Taylor left Hutton for Ernst & Young but kept working with Wacker. Then Taylor agreed to run Yankelovich itself. One of his first priorities was to turn Wacker loose. "I loved the social forecasting stuff that Yankelovich did," Taylor says. "But the pure empiricists at the firm never wanted to go beyond the data -- they didn't want to interpret it. I liberated Watts to conclude whatever he wanted to. We started going on the road together, giving speeches, getting noticed. We got pretty well known in a hurry."
Taylor tired of the managerial grind associated with Yankelovich and embarked on a path that eventually landed him at Gateway. Wacker left shortly thereafter, because he felt support for his methodologies was diminishing : "I was considered too 'avante garde.'" But he found a warm reception at SRI, which set him up in an office near his suburban Connecticut home.

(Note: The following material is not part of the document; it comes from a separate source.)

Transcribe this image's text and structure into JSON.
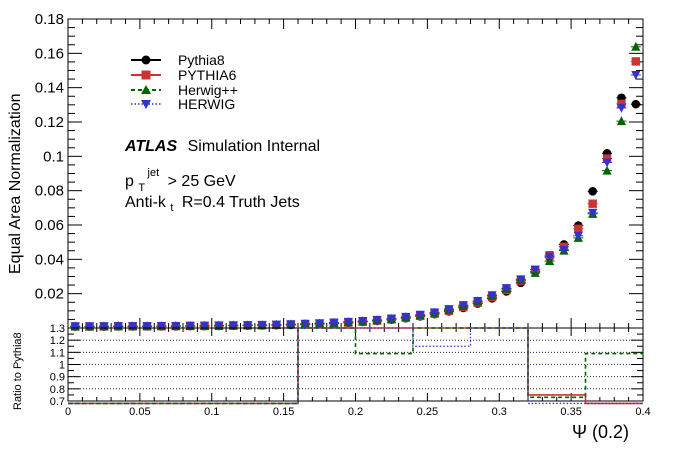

As a futurist, Wacker knows well the trend toward media compression -- the tendency of "sound bites" to shrink from 12 seconds to 8 seconds to 5 seconds. He has a vast store of sound bites to illustrate every aspect of his life. On private school: "I was number 59 in a class of 61." College: "For six years, I don't think there was a day that went by I didn't smoke dope. But I never missed one class." His guiding force: "My personal mantra is to live an ordinary life in an extraordinary way."
Bill Cummins wants a "freeflow." A senior vice president and director of account planning at Rubin Postaer & Associates, the ad agency based in Santa Monica, he leads Wacker into a conference room with a killer view of the Pacific Ocean and introduces him to a group of agency mangers. These folks are involved in the agency's upcoming pitch for the Acura account. Rubin Postaer already has the Honda account, and is competing against five other agencies for the Acura business -- the biggest piece of business up for grabs west of Chicago, worth at least $125 million in billings. Ketchum Advertising, the incumbent, is doing everything it can to retain the account.

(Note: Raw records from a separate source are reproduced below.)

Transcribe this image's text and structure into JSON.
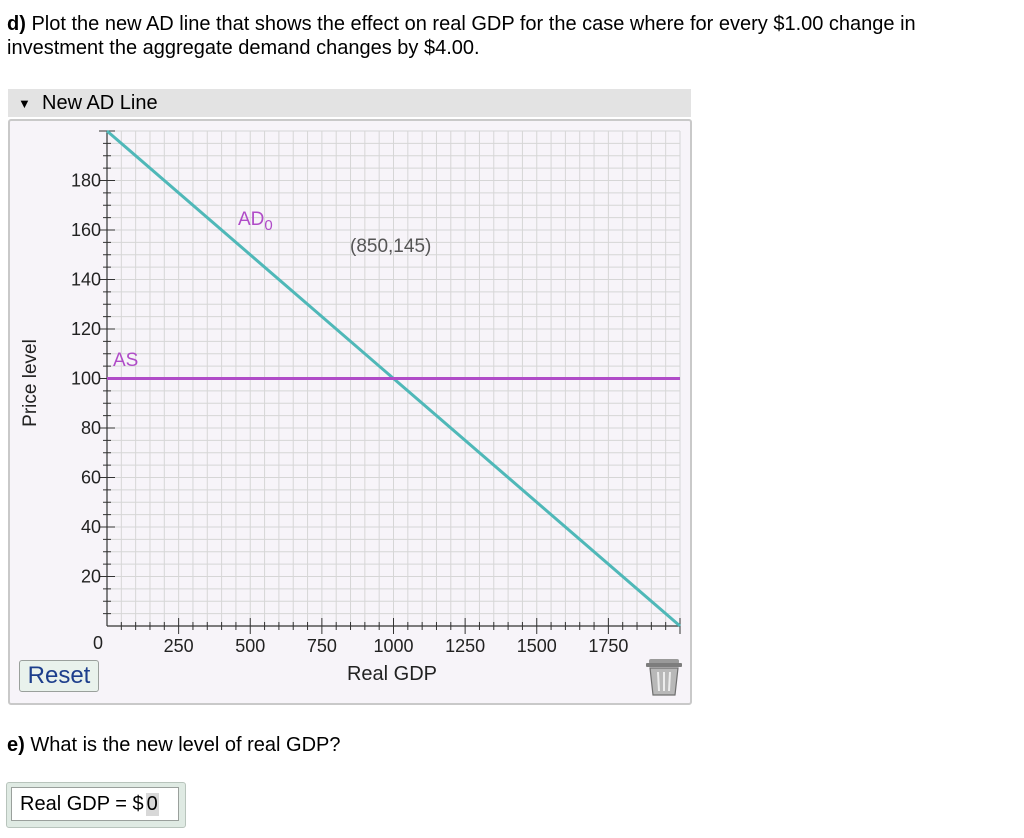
{
  "question_d": {
    "label": "d)",
    "text": " Plot the new AD line that shows the effect on real GDP for the case where for every $1.00 change in investment the aggregate demand changes by $4.00."
  },
  "panel": {
    "title": "New AD Line",
    "collapse_icon": "caret-down-icon"
  },
  "graph": {
    "xlabel": "Real GDP",
    "ylabel": "Price level",
    "xticks": [
      "250",
      "500",
      "750",
      "1000",
      "1250",
      "1500",
      "1750"
    ],
    "yticks": [
      "20",
      "40",
      "60",
      "80",
      "100",
      "120",
      "140",
      "160",
      "180"
    ],
    "origin_label": "0",
    "ad_label": "AD",
    "ad_subscript": "0",
    "as_label": "AS",
    "point_label": "(850,145)",
    "colors": {
      "ad": "#4fb8b8",
      "as": "#b04cc8",
      "grid": "#d6d6d6",
      "background": "#f7f4f9"
    }
  },
  "chart_data": {
    "type": "line",
    "xlabel": "Real GDP",
    "ylabel": "Price level",
    "xlim": [
      0,
      2000
    ],
    "ylim": [
      0,
      200
    ],
    "series": [
      {
        "name": "AD0",
        "x": [
          0,
          2000
        ],
        "y": [
          200,
          0
        ]
      },
      {
        "name": "AS",
        "x": [
          0,
          2000
        ],
        "y": [
          100,
          100
        ]
      }
    ],
    "annotations": [
      {
        "text": "(850,145)"
      }
    ],
    "grid": true
  },
  "controls": {
    "reset_label": "Reset",
    "trash_icon": "trash-icon"
  },
  "question_e": {
    "label": "e)",
    "text": " What is the new level of real GDP?"
  },
  "answer": {
    "prefix": "Real GDP = $",
    "value": "0"
  }
}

"We're at the thought-spawning stage," Cummins explains to Wacker. "To pitch new business, we get in rooms with tackable walls, get butcher paper up, and go to town. We already have Yankelovich; we're working with anthropologists who send us boxes of artifacts. Today's session would be most valuable if we could think and talk extemporaneously."
Wacker nods and leans back in his chair.
Cummins says that Ketchum, which has had the account for a decade, never established a "true brand" for Acura: "Precision crafted performance? What does that mean?" Everybody laughs. He says the current campaign, which recites the "ingredients" that go into an Acura, provides too much information for busy, upscale people.
Wacker has had enough of the "freeflow" and wants to speak. He introduces the team to a trend he thinks is relevant. More and more people, he says, are becoming "aficionados" of something in which they have an intense personal interest. It's a way of focusing themselves in a period of change and chaos. Aficionados will dramatically overspend in one category -- wine, audio equipment, computer games -- and underspend in most other categories.
In less than a minute, a member of the Rubin Postaer team states the obvious -- the Acura just isn't a car that appeals to car aficionados. Wacker gently explains that the car could be pitched as a brand for aficionados in general. Ads could feature collectors of jazz records or high-priced baseball memorabilia. These folks understand real value; they buy or lease an Acura so they can afford to pursue their true passions.
Wacker's discussion of aficionados is really a spin on his broader argument about cultural schizophrenia. In an age of material abundance and uniformity, he says, scarcity becomes more and more valuable. And what's most scare is difference itself.
"Do you know what's growing in scarcity?" he asks. "Creativity, being disconnected, patience, face-to-face contact, personalities, heroes." It's what helps explain the frenzy over the Jackie O. auction -- people are eager to buy anything with limited availability. "Pretty soon Mars is going to stop making regular M&Ms," he predicts. "They'll be making Valentine M&Ms, Spring M&Ms, Summer M&Ms, Christmas M&Ms ... "
Everybody is taking notes. The executives at Rubin Postaer look at Wacker the same way the DreamWorks executives looked at Wacker. As if he has the answers.
Back in Montana, in the same hotel where he bantered with the reluctant bartender, Wacker is conversing with a dour-looking man. The "observational researcher" is back at work. He asks the fellow a few uncomplicated questions -- What do you do? Do you like your job? that unleash a torrent of stories and opinions. Within minutes, Wacker learns that this man is from Reno, on vacation with his wife and sons, and can't have sex with his wife because the hotel has booked his entire family into one room. Wacker isn't surprised by his new friend's openness -- we live in a society, he says, that's experienced radical changes in what we feel comfortable talking about.